OCTAE initially envisioned that the technical assistance provided through the grant would culminate in fully structured PFS contracts. While this end goal has yet to be fulfilled as of this writing, the six sites have taken significant strides toward expanding CTE programming and improving outcomes for students.

Among the many successes achieved through this grant, Social Finance and JFF helped sites leverage research and data to clarify student and employer needs, identify strategic CTE pathways for potential expansion, and understand what it takes to build high-quality CTE programs. For example, each project resulted in research-based cost-benefit analyses illustrating the enduring benefits high-quality CTE programs could generate for students, employers, education systems, and governments. As benefits crystallized, participating stakeholders forged new partnerships and aligned on shared goals that emerged as part of the PFS process.

As we evaluate what we’ve learned over the past few years, four lessons stand out for future PFS efforts to support K-12 CTE programming. These lessons, which build on takeaways we documented in 2017 and 2019, illustrate conditions that should be addressed in future endeavors to strengthen CTE programs through this promising approach.

What We Learned

1. Expand the range of possible payors to open doors for additional investment.

Public education is traditionally funded through per-pupil formulas rather than outcomes achieved. And CTE’s most attractive outcomes (e.g., gainful employment and wages) can take years to accrue and are widely dispersed across students, employers, and government entities. This forms a wrong-pockets problem in which entities such as school districts may incur costs for programs without reaping the benefits that result. Given these challenges, we looked beyond traditional payors and sought to better leverage available funds. For instance, we identified opportunities to braid philanthropy with public funding and redirect existing funds to high-quality CTE programming. To attract a broader array of payors, we also focused on interim outcome measures, such as CTE pathway completion and credential attainment, to shorten the time required to achieve target outcomes.

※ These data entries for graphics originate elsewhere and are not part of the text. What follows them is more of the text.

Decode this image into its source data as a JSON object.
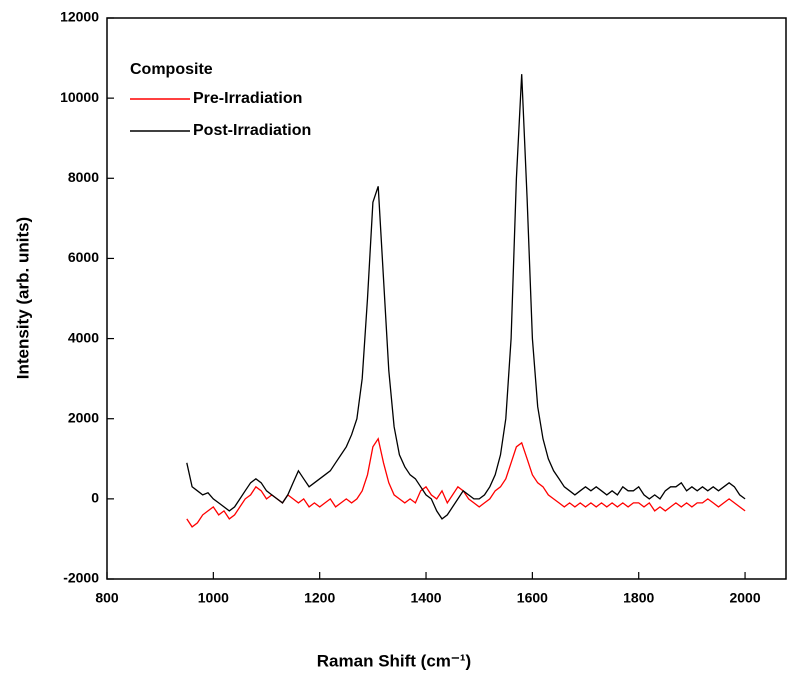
{
  "chart_data": {
    "type": "line",
    "xlabel": "Raman Shift (cm⁻¹)",
    "ylabel": "Intensity (arb. units)",
    "legend_title": "Composite",
    "legend": "upper left",
    "xlim": [
      800,
      2077
    ],
    "xticks": [
      800,
      1000,
      1200,
      1400,
      1600,
      1800,
      2000
    ],
    "ylim": [
      -2000,
      12000
    ],
    "yticks": [
      -2000,
      0,
      2000,
      4000,
      6000,
      8000,
      10000,
      12000
    ],
    "x": [
      950,
      960,
      970,
      980,
      990,
      1000,
      1010,
      1020,
      1030,
      1040,
      1050,
      1060,
      1070,
      1080,
      1090,
      1100,
      1110,
      1120,
      1130,
      1140,
      1150,
      1160,
      1170,
      1180,
      1190,
      1200,
      1210,
      1220,
      1230,
      1240,
      1250,
      1260,
      1270,
      1280,
      1290,
      1300,
      1310,
      1320,
      1330,
      1340,
      1350,
      1360,
      1370,
      1380,
      1390,
      1400,
      1410,
      1420,
      1430,
      1440,
      1450,
      1460,
      1470,
      1480,
      1490,
      1500,
      1510,
      1520,
      1530,
      1540,
      1550,
      1560,
      1570,
      1580,
      1590,
      1600,
      1610,
      1620,
      1630,
      1640,
      1650,
      1660,
      1670,
      1680,
      1690,
      1700,
      1710,
      1720,
      1730,
      1740,
      1750,
      1760,
      1770,
      1780,
      1790,
      1800,
      1810,
      1820,
      1830,
      1840,
      1850,
      1860,
      1870,
      1880,
      1890,
      1900,
      1910,
      1920,
      1930,
      1940,
      1950,
      1960,
      1970,
      1980,
      1990,
      2000
    ],
    "series": [
      {
        "name": "Pre-Irradiation",
        "color": "#ff0000",
        "values": [
          -500,
          -700,
          -600,
          -400,
          -300,
          -200,
          -400,
          -300,
          -500,
          -400,
          -200,
          0,
          100,
          300,
          200,
          0,
          100,
          0,
          -100,
          100,
          0,
          -100,
          0,
          -200,
          -100,
          -200,
          -100,
          0,
          -200,
          -100,
          0,
          -100,
          0,
          200,
          600,
          1300,
          1500,
          900,
          400,
          100,
          0,
          -100,
          0,
          -100,
          200,
          300,
          100,
          0,
          200,
          -100,
          100,
          300,
          200,
          0,
          -100,
          -200,
          -100,
          0,
          200,
          300,
          500,
          900,
          1300,
          1400,
          1000,
          600,
          400,
          300,
          100,
          0,
          -100,
          -200,
          -100,
          -200,
          -100,
          -200,
          -100,
          -200,
          -100,
          -200,
          -100,
          -200,
          -100,
          -200,
          -100,
          -100,
          -200,
          -100,
          -300,
          -200,
          -300,
          -200,
          -100,
          -200,
          -100,
          -200,
          -100,
          -100,
          0,
          -100,
          -200,
          -100,
          0,
          -100,
          -200,
          -300
        ]
      },
      {
        "name": "Post-Irradiation",
        "color": "#000000",
        "values": [
          900,
          300,
          200,
          100,
          150,
          0,
          -100,
          -200,
          -300,
          -200,
          0,
          200,
          400,
          500,
          400,
          200,
          100,
          0,
          -100,
          100,
          400,
          700,
          500,
          300,
          400,
          500,
          600,
          700,
          900,
          1100,
          1300,
          1600,
          2000,
          3000,
          5000,
          7400,
          7800,
          5500,
          3200,
          1800,
          1100,
          800,
          600,
          500,
          300,
          100,
          0,
          -300,
          -500,
          -400,
          -200,
          0,
          200,
          100,
          0,
          0,
          100,
          300,
          600,
          1100,
          2000,
          4000,
          8000,
          10600,
          7500,
          4000,
          2300,
          1500,
          1000,
          700,
          500,
          300,
          200,
          100,
          200,
          300,
          200,
          300,
          200,
          100,
          200,
          100,
          300,
          200,
          200,
          300,
          100,
          0,
          100,
          0,
          200,
          300,
          300,
          400,
          200,
          300,
          200,
          300,
          200,
          300,
          200,
          300,
          400,
          300,
          100,
          0
        ]
      }
    ]
  }
}
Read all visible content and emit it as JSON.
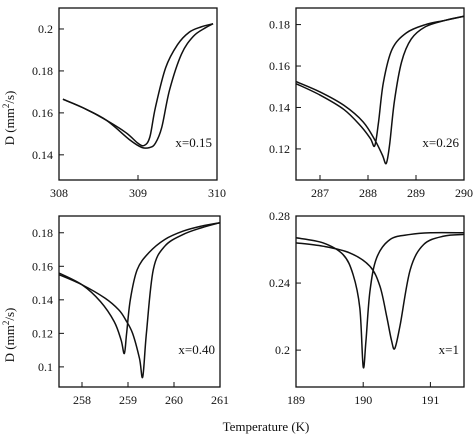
{
  "figure": {
    "ylabel_main": "D (mm",
    "ylabel_sup": "2",
    "ylabel_tail": "/s)",
    "xlabel": "Temperature (K)"
  },
  "chart_data": [
    {
      "type": "line",
      "annotation": "x=0.15",
      "xlim": [
        308,
        310
      ],
      "ylim": [
        0.128,
        0.21
      ],
      "xticks": [
        308,
        309,
        310
      ],
      "xtick_labels": [
        "308",
        "309",
        "310"
      ],
      "yticks": [
        0.14,
        0.16,
        0.18,
        0.2
      ],
      "ytick_labels": [
        "0.14",
        "0.16",
        "0.18",
        "0.2"
      ],
      "series": [
        {
          "x": [
            308.05,
            308.3,
            308.6,
            308.9,
            309.05,
            309.15,
            309.22,
            309.3,
            309.4,
            309.55,
            309.7,
            309.85,
            309.95
          ],
          "y": [
            0.1665,
            0.1625,
            0.1565,
            0.147,
            0.1435,
            0.1435,
            0.1455,
            0.153,
            0.171,
            0.188,
            0.1965,
            0.2005,
            0.2025
          ]
        },
        {
          "x": [
            308.05,
            308.3,
            308.6,
            308.85,
            309.0,
            309.08,
            309.15,
            309.22,
            309.35,
            309.5,
            309.65,
            309.8,
            309.95
          ],
          "y": [
            0.1665,
            0.1625,
            0.1565,
            0.1505,
            0.1455,
            0.1445,
            0.1485,
            0.1625,
            0.1815,
            0.1925,
            0.1985,
            0.201,
            0.2025
          ]
        }
      ]
    },
    {
      "type": "line",
      "annotation": "x=0.26",
      "xlim": [
        286.5,
        290
      ],
      "ylim": [
        0.105,
        0.188
      ],
      "xticks": [
        287,
        288,
        289,
        290
      ],
      "xtick_labels": [
        "287",
        "288",
        "289",
        "290"
      ],
      "yticks": [
        0.12,
        0.14,
        0.16,
        0.18
      ],
      "ytick_labels": [
        "0.12",
        "0.14",
        "0.16",
        "0.18"
      ],
      "series": [
        {
          "x": [
            286.5,
            287.0,
            287.5,
            287.9,
            288.15,
            288.3,
            288.38,
            288.45,
            288.55,
            288.7,
            288.9,
            289.2,
            289.6,
            290.0
          ],
          "y": [
            0.1525,
            0.1475,
            0.141,
            0.133,
            0.124,
            0.117,
            0.113,
            0.122,
            0.143,
            0.162,
            0.173,
            0.179,
            0.182,
            0.184
          ]
        },
        {
          "x": [
            286.5,
            287.0,
            287.5,
            287.85,
            288.05,
            288.14,
            288.22,
            288.32,
            288.5,
            288.8,
            289.2,
            289.6,
            290.0
          ],
          "y": [
            0.1515,
            0.146,
            0.139,
            0.131,
            0.125,
            0.1215,
            0.133,
            0.152,
            0.168,
            0.176,
            0.18,
            0.182,
            0.184
          ]
        }
      ]
    },
    {
      "type": "line",
      "annotation": "x=0.40",
      "xlim": [
        257.5,
        261
      ],
      "ylim": [
        0.088,
        0.19
      ],
      "xticks": [
        258,
        259,
        260,
        261
      ],
      "xtick_labels": [
        "258",
        "259",
        "260",
        "261"
      ],
      "yticks": [
        0.1,
        0.12,
        0.14,
        0.16,
        0.18
      ],
      "ytick_labels": [
        "0.1",
        "0.12",
        "0.14",
        "0.16",
        "0.18"
      ],
      "series": [
        {
          "x": [
            257.5,
            258.0,
            258.5,
            258.8,
            258.95,
            259.1,
            259.25,
            259.32,
            259.4,
            259.55,
            259.8,
            260.2,
            260.6,
            261.0
          ],
          "y": [
            0.155,
            0.149,
            0.141,
            0.134,
            0.128,
            0.12,
            0.105,
            0.094,
            0.12,
            0.158,
            0.172,
            0.179,
            0.183,
            0.186
          ]
        },
        {
          "x": [
            257.5,
            258.0,
            258.4,
            258.7,
            258.85,
            258.92,
            258.97,
            259.05,
            259.2,
            259.45,
            259.8,
            260.2,
            260.6,
            261.0
          ],
          "y": [
            0.156,
            0.149,
            0.139,
            0.127,
            0.116,
            0.108,
            0.12,
            0.14,
            0.158,
            0.168,
            0.176,
            0.181,
            0.184,
            0.186
          ]
        }
      ]
    },
    {
      "type": "line",
      "annotation": "x=1",
      "xlim": [
        189,
        191.5
      ],
      "ylim": [
        0.178,
        0.28
      ],
      "xticks": [
        189,
        190,
        191
      ],
      "xtick_labels": [
        "189",
        "190",
        "191"
      ],
      "yticks": [
        0.2,
        0.24,
        0.28
      ],
      "ytick_labels": [
        "0.2",
        "0.24",
        "0.28"
      ],
      "series": [
        {
          "x": [
            189.0,
            189.4,
            189.7,
            189.85,
            189.95,
            190.0,
            190.04,
            190.1,
            190.2,
            190.4,
            190.7,
            191.0,
            191.5
          ],
          "y": [
            0.267,
            0.264,
            0.257,
            0.245,
            0.225,
            0.19,
            0.205,
            0.235,
            0.255,
            0.266,
            0.269,
            0.27,
            0.27
          ]
        },
        {
          "x": [
            189.0,
            189.4,
            189.8,
            190.1,
            190.25,
            190.35,
            190.42,
            190.47,
            190.55,
            190.7,
            190.9,
            191.2,
            191.5
          ],
          "y": [
            0.264,
            0.262,
            0.258,
            0.25,
            0.238,
            0.22,
            0.206,
            0.201,
            0.215,
            0.248,
            0.263,
            0.268,
            0.269
          ]
        }
      ]
    }
  ]
}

2. Sustain support for PFS in public education.

PFS arrangements often involve multiyear timelines that can exceed the typically brief tenures of school district leaders serving predominantly Black and Latinx young people and students experiencing poverty. We attempted to secure a sustained commitment to PFS across an array of stakeholders, including superintendents, trusted third parties, and workforce development organizations. Yet we found that school systems often required more leadership continuity and capacity to attract funding and launch PFS programs.

3. Prioritize equity.

Partners should ensure that expanded CTE programs boost access to both college and career opportunities equitably within schools and districts targeted for expansion. For instance, at multiple sites, we recommended that program budgets include funding for transportation and other wraparound services to ensure that eligible students would not be excluded from work-based learning opportunities based on where they lived or attended school.

4. Embrace PFS as a journey.

It can be tempting to view PFS as an approach that succeeds only when transactions tie payments to outcomes. An evolving suite of PFS tools and our experience with CTE point to the need for a more nuanced view. At each site, we found cross-sector partners interested in building and growing CTE programs to benefit students—a critical condition for launching PFS in CTE. In assessing whether PFS was feasible at six sites across the country, we embarked with partners on a learning journey that strengthened programmatic goals, harnessed data to fine-tune assumptions about labor supply and demand, and united uncommon partners in new and creative ways.

We hope that the lessons we have learned will help chart a path for PFS in K-12 education. We are immensely grateful to OCTAE, participating sites, and our other partners on this five-year project.